I tried to get Spanky to go back into his enclosure. However, the closer we came to the property line B1 became more aggitated. I kept making attempts and speaking firmly to the aggressive dog, but he would have nothing of it. B1 came up to me and pretended he was going to eat me. I stood my ground and he backed off. We were at an impass.
Later B1, and B2 went back into the fence. I thought, "Hey, that dog might try to get a jogger, I'm going to go see if I can close the fence. So, I started across the neighbor's front yard to shut the gate to the back yard.
About 10 feet from the gate, I noticed that B1 (who was now at the rear of the property) noticed me. As soon as I saw him I thought, "He isn't going to stop this time." I just turned and ran as fast as I could. As I neared the street I saw a truck coming.
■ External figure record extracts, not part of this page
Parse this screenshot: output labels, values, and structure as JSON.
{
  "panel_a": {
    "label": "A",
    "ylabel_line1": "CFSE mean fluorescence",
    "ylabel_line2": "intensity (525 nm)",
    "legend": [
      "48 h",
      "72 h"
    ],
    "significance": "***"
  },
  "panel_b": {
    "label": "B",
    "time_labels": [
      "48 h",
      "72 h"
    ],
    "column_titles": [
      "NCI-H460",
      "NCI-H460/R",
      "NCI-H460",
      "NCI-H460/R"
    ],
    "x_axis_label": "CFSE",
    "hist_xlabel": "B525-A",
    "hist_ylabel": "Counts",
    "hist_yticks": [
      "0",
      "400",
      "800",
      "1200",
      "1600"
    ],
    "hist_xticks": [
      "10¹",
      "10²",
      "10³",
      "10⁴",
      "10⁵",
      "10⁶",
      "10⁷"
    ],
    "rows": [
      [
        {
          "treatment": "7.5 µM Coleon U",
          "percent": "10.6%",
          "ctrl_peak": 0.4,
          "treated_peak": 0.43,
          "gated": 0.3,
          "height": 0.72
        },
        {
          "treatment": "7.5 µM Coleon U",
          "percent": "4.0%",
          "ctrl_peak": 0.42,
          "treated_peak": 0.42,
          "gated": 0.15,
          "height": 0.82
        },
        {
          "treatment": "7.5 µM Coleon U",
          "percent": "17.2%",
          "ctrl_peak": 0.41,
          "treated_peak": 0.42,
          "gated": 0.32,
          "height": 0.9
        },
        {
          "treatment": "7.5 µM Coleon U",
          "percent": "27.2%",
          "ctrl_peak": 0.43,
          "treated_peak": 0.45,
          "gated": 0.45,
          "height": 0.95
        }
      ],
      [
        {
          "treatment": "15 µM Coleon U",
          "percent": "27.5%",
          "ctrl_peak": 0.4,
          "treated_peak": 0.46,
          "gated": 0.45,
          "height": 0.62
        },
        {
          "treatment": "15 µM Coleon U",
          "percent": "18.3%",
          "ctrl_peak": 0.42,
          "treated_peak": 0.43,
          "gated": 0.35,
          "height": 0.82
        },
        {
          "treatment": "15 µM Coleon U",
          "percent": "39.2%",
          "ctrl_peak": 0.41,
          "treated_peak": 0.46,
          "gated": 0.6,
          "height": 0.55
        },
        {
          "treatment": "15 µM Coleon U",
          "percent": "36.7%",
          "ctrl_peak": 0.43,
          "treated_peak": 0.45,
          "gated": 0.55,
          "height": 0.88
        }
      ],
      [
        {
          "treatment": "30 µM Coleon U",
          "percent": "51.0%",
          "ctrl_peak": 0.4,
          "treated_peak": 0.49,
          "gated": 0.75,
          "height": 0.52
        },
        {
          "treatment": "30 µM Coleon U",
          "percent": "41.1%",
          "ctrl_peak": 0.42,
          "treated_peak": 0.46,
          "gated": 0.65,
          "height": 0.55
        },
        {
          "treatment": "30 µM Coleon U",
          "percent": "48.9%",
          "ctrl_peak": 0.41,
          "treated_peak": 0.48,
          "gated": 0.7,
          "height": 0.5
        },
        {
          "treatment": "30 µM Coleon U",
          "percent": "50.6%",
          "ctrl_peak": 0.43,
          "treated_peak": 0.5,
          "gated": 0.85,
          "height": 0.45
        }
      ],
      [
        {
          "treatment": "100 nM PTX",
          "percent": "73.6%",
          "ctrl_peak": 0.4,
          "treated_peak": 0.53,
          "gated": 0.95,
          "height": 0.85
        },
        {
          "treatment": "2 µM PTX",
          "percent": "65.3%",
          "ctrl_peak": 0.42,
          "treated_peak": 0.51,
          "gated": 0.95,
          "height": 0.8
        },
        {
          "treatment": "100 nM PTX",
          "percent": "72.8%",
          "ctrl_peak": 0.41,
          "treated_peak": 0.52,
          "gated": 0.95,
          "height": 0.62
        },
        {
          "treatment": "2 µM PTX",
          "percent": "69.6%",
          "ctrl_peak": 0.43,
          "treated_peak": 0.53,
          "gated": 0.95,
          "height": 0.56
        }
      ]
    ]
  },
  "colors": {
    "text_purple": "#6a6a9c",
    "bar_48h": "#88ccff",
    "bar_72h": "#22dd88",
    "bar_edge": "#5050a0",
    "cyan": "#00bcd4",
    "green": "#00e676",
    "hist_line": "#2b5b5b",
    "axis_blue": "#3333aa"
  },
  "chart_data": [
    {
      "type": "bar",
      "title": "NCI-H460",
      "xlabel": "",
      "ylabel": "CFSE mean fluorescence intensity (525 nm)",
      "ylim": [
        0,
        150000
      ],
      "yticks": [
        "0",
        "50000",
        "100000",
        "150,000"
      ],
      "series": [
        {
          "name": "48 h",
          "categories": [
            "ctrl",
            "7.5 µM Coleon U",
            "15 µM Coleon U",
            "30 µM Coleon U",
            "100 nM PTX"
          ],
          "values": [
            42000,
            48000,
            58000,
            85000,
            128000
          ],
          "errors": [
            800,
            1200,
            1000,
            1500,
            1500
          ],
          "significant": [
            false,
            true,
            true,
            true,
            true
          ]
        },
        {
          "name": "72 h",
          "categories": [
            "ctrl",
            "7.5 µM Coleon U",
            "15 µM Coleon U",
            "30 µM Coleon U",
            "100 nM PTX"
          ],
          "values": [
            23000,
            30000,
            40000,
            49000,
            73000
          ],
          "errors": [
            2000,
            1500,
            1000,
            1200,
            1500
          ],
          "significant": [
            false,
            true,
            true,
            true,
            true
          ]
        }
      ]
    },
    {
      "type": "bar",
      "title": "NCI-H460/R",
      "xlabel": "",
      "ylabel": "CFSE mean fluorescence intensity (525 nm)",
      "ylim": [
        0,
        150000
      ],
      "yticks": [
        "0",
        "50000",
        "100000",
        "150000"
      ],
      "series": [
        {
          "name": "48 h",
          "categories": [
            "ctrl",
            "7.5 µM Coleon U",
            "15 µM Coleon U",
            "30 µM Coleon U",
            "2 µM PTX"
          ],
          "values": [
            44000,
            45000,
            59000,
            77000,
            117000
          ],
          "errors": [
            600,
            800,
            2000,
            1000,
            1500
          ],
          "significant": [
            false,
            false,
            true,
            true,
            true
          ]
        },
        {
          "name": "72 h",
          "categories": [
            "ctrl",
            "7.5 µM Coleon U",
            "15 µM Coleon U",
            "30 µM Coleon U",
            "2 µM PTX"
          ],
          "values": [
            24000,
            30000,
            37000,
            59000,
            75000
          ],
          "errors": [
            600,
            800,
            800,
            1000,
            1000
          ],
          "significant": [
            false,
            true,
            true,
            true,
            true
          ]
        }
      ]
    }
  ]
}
It was the dog or the truck. I knew the driver of the truck would curse me, but I knew I could beat him - so, I just ran right across with the dog closing fast. I jumped the front steps (it was about forty yard dash) and got in the door just as B1 came to a screeching halt at the base of the steps. He was not happy!
Later, I saw someone walking Spanky toward the neighbor's yard. I watched as he got closer and closer. I went outside. "Better be careful," I told him. "The Boxer doesn't like people in his yard. The man seemed confused but stopped in the yard next to the dogs' home. I then noticed B1 inching closer to the boundary. "You had better watch that brown one," I said with a little more urgency. At just about that time, B1 went for the good Samaritan.
I shouldn't have, but I couldn't help but laugh as the man did a jig and turned to get away as quickly as possible. I wasn't laughing at him. I was laughing at me. I wish I could have seen my own reaction as I was running faster than I have since I ran track in high school! Oh, that driver? He slowed to see the finale of the show - he wasn't cursing. He was laughing too.
Of course, in Beth's case, it was no laughing matter. I trust she will get well soon.